Ser rechazado una y otra vez, ridiculizado, sometido a criterios de evaluación racistas, clasistas u homofóbicos no es gracioso. Equiparar el éxito con el ascenso social, o con la pertenencia a un círculo intelectual apadrinado por escritores tan laureados como fascistas, no tiene nada de liberador. Bueno, fascista es un poco too much, diría yo. El literato me miraría con pena, alzaría la voz y, recordando su periodo glorioso de militancia en Patria Roja, aseguraría que necesitamos un humor que se desprenda de esa tara, y una literatura nacional que esté a la altura del problema que la desigualdad extrema plantea para la sociedad. Yo que soy más bien de centro, y Gustavo que ha trabajado diez años para los gringos, no tendríamos mucho que decir al respecto. Pero Enrique insistiría, a riesgo de que ya no lo llamemos más para tomarnos unos tragos: burlarnos de los ricos, denunciarlos, mostrar sus pequeñeces y su miseria moral es un pasatiempo fantástico, pero no resolverá el odio que los peruanos sentimos por nosotros mismos mientras no nos desprendamos del sistema de valores absurdo que nos dice que la única forma de ser alguien en la vida es ser como ellos.
Por alguna razón me siento disgustado con mis anotaciones, pero al fin aparece Gustavo.
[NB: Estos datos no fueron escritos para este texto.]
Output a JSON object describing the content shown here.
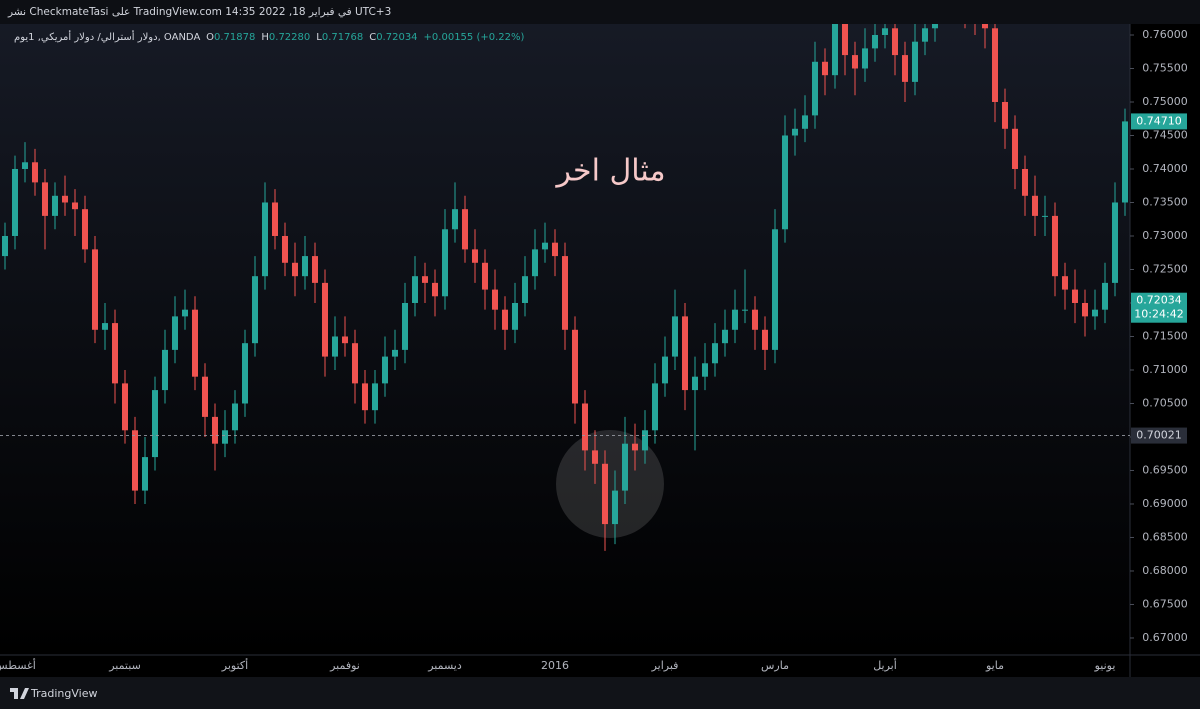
{
  "chart_data": {
    "type": "candlestick",
    "header": "نشر CheckmateTasi على TradingView.com 14:35 2022 ,18 في فبراير UTC+3",
    "symbol": "دولار أسترالي/ دولار أمريكي, 1يوم, OANDA",
    "ohlc_legend": [
      {
        "label": "O",
        "value": "0.71878"
      },
      {
        "label": "H",
        "value": "0.72280"
      },
      {
        "label": "L",
        "value": "0.71768"
      },
      {
        "label": "C",
        "value": "0.72034"
      }
    ],
    "change": "+0.00155 (+0.22%)",
    "annotation": "مثال اخر",
    "brand": "TradingView",
    "up_color": "#26a69a",
    "down_color": "#ef5350",
    "ylim": [
      0.66746,
      0.76164
    ],
    "yticks": [
      {
        "value": 0.67,
        "label": "0.67000"
      },
      {
        "value": 0.675,
        "label": "0.67500"
      },
      {
        "value": 0.68,
        "label": "0.68000"
      },
      {
        "value": 0.685,
        "label": "0.68500"
      },
      {
        "value": 0.69,
        "label": "0.69000"
      },
      {
        "value": 0.695,
        "label": "0.69500"
      },
      {
        "value": 0.7,
        "label": "0.70000"
      },
      {
        "value": 0.705,
        "label": "0.70500"
      },
      {
        "value": 0.71,
        "label": "0.71000"
      },
      {
        "value": 0.715,
        "label": "0.71500"
      },
      {
        "value": 0.72,
        "label": "0.72000"
      },
      {
        "value": 0.725,
        "label": "0.72500"
      },
      {
        "value": 0.73,
        "label": "0.73000"
      },
      {
        "value": 0.735,
        "label": "0.73500"
      },
      {
        "value": 0.74,
        "label": "0.74000"
      },
      {
        "value": 0.745,
        "label": "0.74500"
      },
      {
        "value": 0.75,
        "label": "0.75000"
      },
      {
        "value": 0.755,
        "label": "0.75500"
      },
      {
        "value": 0.76,
        "label": "0.76000"
      }
    ],
    "horizontal_line": {
      "value": 0.70021,
      "label": "0.70021"
    },
    "marker": {
      "value": 0.7471,
      "label": "0.74710"
    },
    "last_price": {
      "value": 0.72034,
      "label": "0.72034",
      "countdown": "10:24:42"
    },
    "categories": [
      null,
      "أغسطس",
      null,
      null,
      null,
      null,
      null,
      null,
      null,
      null,
      null,
      null,
      "سبتمبر",
      null,
      null,
      null,
      null,
      null,
      null,
      null,
      null,
      null,
      null,
      "أكتوبر",
      null,
      null,
      null,
      null,
      null,
      null,
      null,
      null,
      null,
      null,
      "نوفمبر",
      null,
      null,
      null,
      null,
      null,
      null,
      null,
      null,
      null,
      "ديسمبر",
      null,
      null,
      null,
      null,
      null,
      null,
      null,
      null,
      null,
      null,
      "2016",
      null,
      null,
      null,
      null,
      null,
      null,
      null,
      null,
      null,
      null,
      "فبراير",
      null,
      null,
      null,
      null,
      null,
      null,
      null,
      null,
      null,
      null,
      "مارس",
      null,
      null,
      null,
      null,
      null,
      null,
      null,
      null,
      null,
      null,
      "أبريل",
      null,
      null,
      null,
      null,
      null,
      null,
      null,
      null,
      null,
      null,
      "مايو",
      null,
      null,
      null,
      null,
      null,
      null,
      null,
      null,
      null,
      null,
      "يونيو",
      null,
      null
    ],
    "open": [
      0.727,
      0.73,
      0.74,
      0.741,
      0.738,
      0.733,
      0.736,
      0.735,
      0.734,
      0.728,
      0.716,
      0.717,
      0.708,
      0.701,
      0.692,
      0.697,
      0.707,
      0.713,
      0.718,
      0.719,
      0.709,
      0.703,
      0.699,
      0.701,
      0.705,
      0.714,
      0.724,
      0.735,
      0.73,
      0.726,
      0.724,
      0.727,
      0.723,
      0.712,
      0.715,
      0.714,
      0.708,
      0.704,
      0.708,
      0.712,
      0.713,
      0.72,
      0.724,
      0.723,
      0.721,
      0.731,
      0.734,
      0.728,
      0.726,
      0.722,
      0.719,
      0.716,
      0.72,
      0.724,
      0.728,
      0.729,
      0.727,
      0.716,
      0.705,
      0.698,
      0.696,
      0.687,
      0.692,
      0.699,
      0.698,
      0.701,
      0.708,
      0.712,
      0.718,
      0.707,
      0.709,
      0.711,
      0.714,
      0.716,
      0.719,
      0.719,
      0.716,
      0.713,
      0.731,
      0.745,
      0.746,
      0.748,
      0.756,
      0.754,
      0.762,
      0.757,
      0.755,
      0.758,
      0.76,
      0.761,
      0.757,
      0.753,
      0.759,
      0.761,
      0.765,
      0.768,
      0.767,
      0.764,
      0.763,
      0.761,
      0.75,
      0.746,
      0.74,
      0.736,
      0.733,
      0.733,
      0.724,
      0.722,
      0.72,
      0.718,
      0.719,
      0.723,
      0.735
    ],
    "high": [
      0.732,
      0.742,
      0.744,
      0.743,
      0.74,
      0.738,
      0.739,
      0.737,
      0.736,
      0.73,
      0.72,
      0.719,
      0.71,
      0.703,
      0.7,
      0.709,
      0.716,
      0.721,
      0.722,
      0.721,
      0.711,
      0.705,
      0.704,
      0.707,
      0.716,
      0.727,
      0.738,
      0.737,
      0.732,
      0.729,
      0.73,
      0.729,
      0.725,
      0.718,
      0.718,
      0.716,
      0.71,
      0.71,
      0.715,
      0.716,
      0.723,
      0.727,
      0.726,
      0.725,
      0.734,
      0.738,
      0.736,
      0.731,
      0.728,
      0.725,
      0.721,
      0.723,
      0.727,
      0.731,
      0.732,
      0.731,
      0.729,
      0.718,
      0.707,
      0.701,
      0.698,
      0.695,
      0.703,
      0.702,
      0.704,
      0.711,
      0.715,
      0.722,
      0.72,
      0.712,
      0.714,
      0.717,
      0.719,
      0.722,
      0.725,
      0.721,
      0.718,
      0.734,
      0.748,
      0.749,
      0.751,
      0.759,
      0.758,
      0.765,
      0.764,
      0.759,
      0.761,
      0.763,
      0.764,
      0.763,
      0.759,
      0.762,
      0.764,
      0.768,
      0.771,
      0.77,
      0.769,
      0.766,
      0.765,
      0.763,
      0.752,
      0.748,
      0.742,
      0.739,
      0.736,
      0.735,
      0.726,
      0.725,
      0.722,
      0.722,
      0.726,
      0.738,
      0.749
    ],
    "low": [
      0.725,
      0.728,
      0.738,
      0.736,
      0.728,
      0.731,
      0.733,
      0.73,
      0.726,
      0.714,
      0.713,
      0.705,
      0.699,
      0.69,
      0.69,
      0.695,
      0.705,
      0.711,
      0.716,
      0.707,
      0.7,
      0.695,
      0.697,
      0.699,
      0.703,
      0.712,
      0.722,
      0.728,
      0.724,
      0.721,
      0.722,
      0.72,
      0.709,
      0.71,
      0.712,
      0.705,
      0.702,
      0.702,
      0.706,
      0.71,
      0.711,
      0.718,
      0.72,
      0.718,
      0.719,
      0.729,
      0.726,
      0.723,
      0.719,
      0.716,
      0.713,
      0.714,
      0.718,
      0.722,
      0.726,
      0.724,
      0.713,
      0.702,
      0.695,
      0.693,
      0.683,
      0.684,
      0.69,
      0.695,
      0.696,
      0.699,
      0.706,
      0.71,
      0.704,
      0.698,
      0.707,
      0.709,
      0.712,
      0.714,
      0.717,
      0.713,
      0.71,
      0.711,
      0.729,
      0.742,
      0.744,
      0.746,
      0.751,
      0.752,
      0.754,
      0.751,
      0.753,
      0.756,
      0.758,
      0.754,
      0.75,
      0.751,
      0.757,
      0.759,
      0.763,
      0.764,
      0.761,
      0.76,
      0.758,
      0.747,
      0.743,
      0.737,
      0.733,
      0.73,
      0.73,
      0.721,
      0.719,
      0.717,
      0.715,
      0.716,
      0.717,
      0.721,
      0.733
    ],
    "close": [
      0.73,
      0.74,
      0.741,
      0.738,
      0.733,
      0.736,
      0.735,
      0.734,
      0.728,
      0.716,
      0.717,
      0.708,
      0.701,
      0.692,
      0.697,
      0.707,
      0.713,
      0.718,
      0.719,
      0.709,
      0.703,
      0.699,
      0.701,
      0.705,
      0.714,
      0.724,
      0.735,
      0.73,
      0.726,
      0.724,
      0.727,
      0.723,
      0.712,
      0.715,
      0.714,
      0.708,
      0.704,
      0.708,
      0.712,
      0.713,
      0.72,
      0.724,
      0.723,
      0.721,
      0.731,
      0.734,
      0.728,
      0.726,
      0.722,
      0.719,
      0.716,
      0.72,
      0.724,
      0.728,
      0.729,
      0.727,
      0.716,
      0.705,
      0.698,
      0.696,
      0.687,
      0.692,
      0.699,
      0.698,
      0.701,
      0.708,
      0.712,
      0.718,
      0.707,
      0.709,
      0.711,
      0.714,
      0.716,
      0.719,
      0.719,
      0.716,
      0.713,
      0.731,
      0.745,
      0.746,
      0.748,
      0.756,
      0.754,
      0.762,
      0.757,
      0.755,
      0.758,
      0.76,
      0.761,
      0.757,
      0.753,
      0.759,
      0.761,
      0.765,
      0.768,
      0.767,
      0.764,
      0.763,
      0.761,
      0.75,
      0.746,
      0.74,
      0.736,
      0.733,
      0.733,
      0.724,
      0.722,
      0.72,
      0.718,
      0.719,
      0.723,
      0.735,
      0.7471
    ]
  }
}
Me cuenta que Enrique está mal: le han detectado cáncer a su hija y desde hace unos días está haciendo una campaña de crowdfunding para costear el tratamiento. De manera muy casual añade que él también la está pasando fatal —no hay punto de comparación, pero tú me entiendes— y que necesita pedirme plata. Cortésmente le respondo que no voy a poder, que la situación está jodida para todo el mundo, pero le subo el ánimo invitándole un café.
Reparo entonces en la señora que me ha estado queriendo vender caramelos desde hace media hora. Le doy unas monedas, sonrío y le hago una seña a uno de los meseros, que entiende lo que está sucediendo y procede a expulsar del local a la señora indigente con una delicadeza que tomaré en cuenta a la hora de calcular el monto de la propina. No escucho realmente lo que me dice Gustavo: solo puedo pensar en una cosa, y es que me aterra la idea de ser pobre.